At the bar Nelly is settling into his pint of Stella, enjoying the first couple of cold swallows. Something stings his back, like an insect bite. It burns deeper and then he can see the terror in the eyes of the barmaid in front of him. He tries to rise, but an arm has locked round his neck, and the pain grows more intense, ripping into the core of him. As the grip relaxes, Nelly’s head swims and he crashes to the floor, his blood oozing onto the tiles.

Frank Begbie pulls out the bloodied knitting needle, with its sharpened point. — Changed my mind, he sneers at the prostrate, bleeding figure. — Let’s dae it the hard wey.

He looks to the terrified girl behind the bar. — Phone the ambulance, no the polis. Hurry, cause ah spiked his liver, he says, thinking about how easy precision made things. It astonishes him just how much of an amateur (albeit a highly enthusiastic one) he’d been in his previous life, getting through on sheer aggression rather than calculated design.

Then Frank Begbie waves a fifty-pound note in front of the two old guys and winks, placing it in the pocket of the more familiar of them. — Right, Franco, the old villain says cheerfully, as if he’d just purchased a few sweep tickets.

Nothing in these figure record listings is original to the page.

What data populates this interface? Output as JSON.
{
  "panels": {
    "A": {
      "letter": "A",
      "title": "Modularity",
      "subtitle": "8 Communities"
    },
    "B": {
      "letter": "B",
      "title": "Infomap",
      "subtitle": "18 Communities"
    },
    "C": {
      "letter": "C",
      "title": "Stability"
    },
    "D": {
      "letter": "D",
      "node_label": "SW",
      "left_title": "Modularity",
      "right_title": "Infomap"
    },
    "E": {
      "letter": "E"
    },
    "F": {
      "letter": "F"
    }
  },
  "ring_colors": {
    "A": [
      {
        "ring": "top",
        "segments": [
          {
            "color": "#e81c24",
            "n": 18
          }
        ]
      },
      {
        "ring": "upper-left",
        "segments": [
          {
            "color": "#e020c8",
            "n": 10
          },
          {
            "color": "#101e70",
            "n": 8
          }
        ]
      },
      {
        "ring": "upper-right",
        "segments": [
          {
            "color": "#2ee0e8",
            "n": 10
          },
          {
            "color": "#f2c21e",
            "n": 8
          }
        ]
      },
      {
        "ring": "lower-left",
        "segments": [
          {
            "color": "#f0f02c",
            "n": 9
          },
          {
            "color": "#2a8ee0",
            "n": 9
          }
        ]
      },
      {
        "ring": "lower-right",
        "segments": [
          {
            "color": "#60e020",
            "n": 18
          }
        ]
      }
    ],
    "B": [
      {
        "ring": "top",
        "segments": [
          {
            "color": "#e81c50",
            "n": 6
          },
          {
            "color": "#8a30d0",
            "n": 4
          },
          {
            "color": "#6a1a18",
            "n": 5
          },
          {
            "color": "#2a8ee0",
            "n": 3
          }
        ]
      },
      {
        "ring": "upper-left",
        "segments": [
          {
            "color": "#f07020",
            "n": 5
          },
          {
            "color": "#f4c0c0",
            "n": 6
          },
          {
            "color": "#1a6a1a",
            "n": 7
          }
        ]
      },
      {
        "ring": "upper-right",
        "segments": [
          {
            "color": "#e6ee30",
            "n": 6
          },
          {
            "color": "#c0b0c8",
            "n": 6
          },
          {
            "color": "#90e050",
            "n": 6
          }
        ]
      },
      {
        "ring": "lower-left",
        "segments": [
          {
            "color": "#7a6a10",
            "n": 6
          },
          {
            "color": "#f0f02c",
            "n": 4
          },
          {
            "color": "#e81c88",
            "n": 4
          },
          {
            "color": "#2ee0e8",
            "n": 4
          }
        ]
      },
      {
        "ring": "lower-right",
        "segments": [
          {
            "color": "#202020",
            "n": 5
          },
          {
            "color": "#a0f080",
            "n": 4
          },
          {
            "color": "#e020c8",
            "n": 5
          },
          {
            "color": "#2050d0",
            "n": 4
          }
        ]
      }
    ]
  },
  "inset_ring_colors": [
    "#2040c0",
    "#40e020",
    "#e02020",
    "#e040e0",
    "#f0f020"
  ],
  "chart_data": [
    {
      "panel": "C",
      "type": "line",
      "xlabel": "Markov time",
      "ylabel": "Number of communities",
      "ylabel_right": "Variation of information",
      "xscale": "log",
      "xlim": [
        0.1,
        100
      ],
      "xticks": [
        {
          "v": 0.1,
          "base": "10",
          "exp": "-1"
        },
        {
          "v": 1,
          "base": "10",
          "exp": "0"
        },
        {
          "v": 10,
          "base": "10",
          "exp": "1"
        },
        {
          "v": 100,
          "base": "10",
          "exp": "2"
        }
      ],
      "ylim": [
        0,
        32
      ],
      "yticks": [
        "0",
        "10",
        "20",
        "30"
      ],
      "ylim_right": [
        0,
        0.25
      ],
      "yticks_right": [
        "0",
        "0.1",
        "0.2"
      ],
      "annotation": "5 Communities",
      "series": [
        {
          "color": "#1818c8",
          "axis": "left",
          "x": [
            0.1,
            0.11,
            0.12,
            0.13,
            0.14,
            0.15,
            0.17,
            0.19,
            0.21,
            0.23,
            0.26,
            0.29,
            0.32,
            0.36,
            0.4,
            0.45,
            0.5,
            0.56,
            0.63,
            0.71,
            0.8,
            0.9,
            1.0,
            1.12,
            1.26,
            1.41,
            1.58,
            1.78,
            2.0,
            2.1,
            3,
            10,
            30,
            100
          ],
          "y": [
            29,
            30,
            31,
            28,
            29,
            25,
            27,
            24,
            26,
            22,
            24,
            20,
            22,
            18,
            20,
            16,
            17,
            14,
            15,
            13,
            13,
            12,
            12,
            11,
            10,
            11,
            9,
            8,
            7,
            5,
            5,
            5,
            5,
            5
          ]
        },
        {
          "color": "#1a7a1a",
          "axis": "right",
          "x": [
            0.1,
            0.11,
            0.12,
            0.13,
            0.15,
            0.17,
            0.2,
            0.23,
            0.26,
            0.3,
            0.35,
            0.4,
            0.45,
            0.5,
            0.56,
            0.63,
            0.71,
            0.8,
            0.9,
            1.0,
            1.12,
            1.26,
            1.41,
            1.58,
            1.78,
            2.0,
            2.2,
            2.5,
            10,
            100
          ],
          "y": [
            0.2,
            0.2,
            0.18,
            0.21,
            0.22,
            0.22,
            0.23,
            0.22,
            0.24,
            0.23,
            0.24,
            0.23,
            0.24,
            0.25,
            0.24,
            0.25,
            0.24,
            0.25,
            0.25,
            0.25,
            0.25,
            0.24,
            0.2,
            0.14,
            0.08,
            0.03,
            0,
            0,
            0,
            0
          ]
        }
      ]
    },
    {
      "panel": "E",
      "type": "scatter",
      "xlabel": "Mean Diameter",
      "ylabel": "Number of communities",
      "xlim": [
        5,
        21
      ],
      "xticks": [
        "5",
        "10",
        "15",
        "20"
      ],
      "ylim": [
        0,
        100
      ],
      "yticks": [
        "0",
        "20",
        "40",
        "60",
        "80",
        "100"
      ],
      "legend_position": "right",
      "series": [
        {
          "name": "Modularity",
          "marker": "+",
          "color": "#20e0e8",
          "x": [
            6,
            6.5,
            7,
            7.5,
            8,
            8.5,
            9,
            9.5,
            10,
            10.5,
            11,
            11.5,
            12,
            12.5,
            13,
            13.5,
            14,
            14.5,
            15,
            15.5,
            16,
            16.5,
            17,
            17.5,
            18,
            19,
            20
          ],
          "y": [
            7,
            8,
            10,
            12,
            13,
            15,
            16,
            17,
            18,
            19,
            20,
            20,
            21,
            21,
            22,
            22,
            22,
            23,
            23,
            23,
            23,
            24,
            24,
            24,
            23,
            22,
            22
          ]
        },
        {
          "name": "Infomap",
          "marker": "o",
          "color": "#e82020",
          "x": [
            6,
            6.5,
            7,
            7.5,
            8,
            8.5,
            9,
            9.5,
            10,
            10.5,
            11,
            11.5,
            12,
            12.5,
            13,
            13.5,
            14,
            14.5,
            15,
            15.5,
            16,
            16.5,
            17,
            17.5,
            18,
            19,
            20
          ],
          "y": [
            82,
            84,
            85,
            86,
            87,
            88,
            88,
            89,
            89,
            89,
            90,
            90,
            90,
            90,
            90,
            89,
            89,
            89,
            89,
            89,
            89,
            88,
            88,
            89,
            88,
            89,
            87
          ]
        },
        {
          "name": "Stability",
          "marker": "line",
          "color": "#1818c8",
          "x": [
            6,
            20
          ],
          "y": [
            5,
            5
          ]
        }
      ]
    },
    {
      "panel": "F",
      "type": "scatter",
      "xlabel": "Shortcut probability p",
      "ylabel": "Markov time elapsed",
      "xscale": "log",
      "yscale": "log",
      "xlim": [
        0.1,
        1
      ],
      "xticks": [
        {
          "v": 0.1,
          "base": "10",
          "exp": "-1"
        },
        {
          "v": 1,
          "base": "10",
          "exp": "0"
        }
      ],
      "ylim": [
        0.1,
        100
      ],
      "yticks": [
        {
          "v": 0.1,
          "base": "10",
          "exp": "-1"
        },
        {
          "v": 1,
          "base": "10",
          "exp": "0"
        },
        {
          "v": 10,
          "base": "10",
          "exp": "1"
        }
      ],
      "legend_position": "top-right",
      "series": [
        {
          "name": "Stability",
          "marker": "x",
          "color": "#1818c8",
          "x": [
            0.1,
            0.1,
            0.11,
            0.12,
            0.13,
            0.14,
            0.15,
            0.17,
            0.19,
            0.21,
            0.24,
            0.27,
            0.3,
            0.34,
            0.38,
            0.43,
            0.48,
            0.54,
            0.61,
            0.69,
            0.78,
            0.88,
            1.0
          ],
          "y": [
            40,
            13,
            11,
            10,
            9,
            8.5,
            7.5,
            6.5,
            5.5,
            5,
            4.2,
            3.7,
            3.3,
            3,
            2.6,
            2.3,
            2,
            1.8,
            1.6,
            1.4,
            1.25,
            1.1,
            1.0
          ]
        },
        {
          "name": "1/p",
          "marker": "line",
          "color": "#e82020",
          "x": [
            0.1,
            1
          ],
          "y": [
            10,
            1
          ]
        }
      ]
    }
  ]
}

Yes, he wanted to be found, but not by Tyrone, and he glances at Nelly, now semi-conscious and groaning at his feet. — Adios, amigo, he says, then quickly steals out the door and heads down the cold, grey street.

22. THE SELF-CONTROL

After dropping off Melanie, Grace and Eve that morning, Jim had driven straight back to the beach. He had Guns n’ Roses Appetite for Destruction on the car stereo, preferring it to Mahler. Their truck was parked in the same spot, and he pulled up about twenty yards to the rear of it. It was unoccupied. Then, scanning down the shoreline from behind the stone-built observation deck, he spied them, down on the still-deserted beach. They were heading away from him, towards the rocky promontory of Goleta Point. Instead of immediately following them, he headed back to their beat-up Silverado pickup truck. He took the Alaskan Alpha Wolf hunting knife from his denim jacket, stuck it in his belt, then removed the garment and rolled it round his hand, smashing through the truck’s side window.

As the glass shattered, he looked over at the cluster of buildings, only about fifty yards away. Melanie had told him that they housed the university’s marine biology facility. But it was Independence Day weekend and they were empty, with no vehicles parked outside. He let himself into the truck. It was full of junk; old wrappings, empty cans of beer and soda. But in the glove compartment there was a handgun. Jim thought that he knew little about firearms, had only once held one in his hand, but realised from his prison training in the library’s True Crime section that it was a Glock semi-automatic. It was lighter than he thought. He pulled out the magazine. It was loaded with eight bullets. He pointed it at the dashboard, pulled back the safety catch. Then he placed the gun in his jacket pocket, also putting the knife back in with it.